5.I should also think that the British themselves are not immune to this "special relationship"-given the obsession of the British media till the present day with anything South Asian?!
Admitted, the British also had colonies in Africa and the Carribean-where too, notions of Anglophilia in various permutations and combinations must be in existence.Since here, we discuss India and the Indian subcontinent, I keep my comments predominantly for this area, which I also speak of from my personal experience.

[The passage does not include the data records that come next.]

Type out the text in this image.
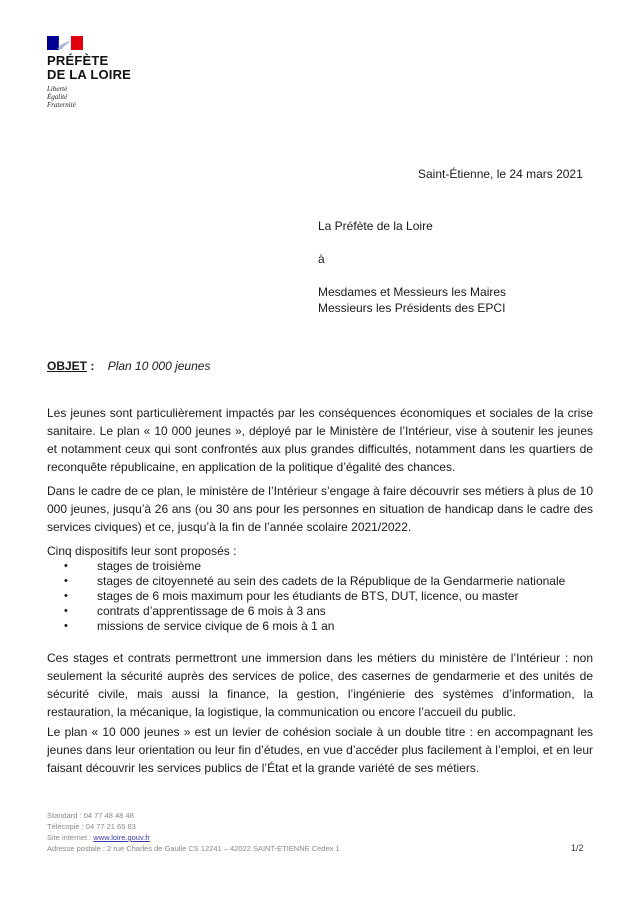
PRÉFÈTE
DE LA LOIRE
Liberté
Égalité
Fraternité
Saint-Étienne, le 24 mars 2021
La Préfète de la Loire
à
Mesdames et Messieurs les Maires
Messieurs les Présidents des EPCI
OBJET : Plan 10 000 jeunes
Les jeunes sont particulièrement impactés par les conséquences économiques et sociales de la crise sanitaire. Le plan « 10 000 jeunes », déployé par le Ministère de l’Intérieur, vise à soutenir les jeunes et notamment ceux qui sont confrontés aux plus grandes difficultés, notamment dans les quartiers de reconquête républicaine, en application de la politique d’égalité des chances.
Dans le cadre de ce plan, le ministère de l’Intérieur s’engage à faire découvrir ses métiers à plus de 10 000 jeunes, jusqu’à 26 ans (ou 30 ans pour les personnes en situation de handicap dans le cadre des services civiques) et ce, jusqu’à la fin de l’année scolaire 2021/2022.
Cinq dispositifs leur sont proposés :
• stages de troisième
• stages de citoyenneté au sein des cadets de la République de la Gendarmerie nationale
• stages de 6 mois maximum pour les étudiants de BTS, DUT, licence, ou master
• contrats d’apprentissage de 6 mois à 3 ans
• missions de service civique de 6 mois à 1 an
Ces stages et contrats permettront une immersion dans les métiers du ministère de l’Intérieur : non seulement la sécurité auprès des services de police, des casernes de gendarmerie et des unités de sécurité civile, mais aussi la finance, la gestion, l’ingénierie des systèmes d’information, la restauration, la mécanique, la logistique, la communication ou encore l’accueil du public.
Le plan « 10 000 jeunes » est un levier de cohésion sociale à un double titre : en accompagnant les jeunes dans leur orientation ou leur fin d’études, en vue d’accéder plus facilement à l’emploi, et en leur faisant découvrir les services publics de l’État et la grande variété de ses métiers.
Standard : 04 77 48 48 48
Télécopie : 04 77 21 65 83
Site internet : www.loire.gouv.fr
Adresse postale : 2 rue Charles de Gaulle CS 12241 – 42022 SAINT-ETIENNE Cedex 1	1/2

I suspect that a lot of the denial of Anglophilia as it exists in the present day is because the peculiar concatenation of imperial ideology, policies, mental constructs-indeed the whole Weltanschaung of British empire and "Britishness" in its original avatar, are unpopular and decried by the very society which created it.
In that sense, I do agree entirely with the anonymous writer that whether in India or in Britain, those of us who cling on to Anglophilia or the identity of a predominantly monocultural, white Britain are in a minority, in grave danger of appearing either as obsequious anti-patriots or if in Britain as reviled racists.
That doesnot however mean we give in to the tyranny of the majority and pretend we donot exist!!
P.S I cannot resist ending this with a quote from my late grandfather, who died three years ago at a ripe old age of 93.he used to say, he is passionately in love with his one and only mistress, though he also loved his wife, my grandmother.His mistress? He called her "the English language"!!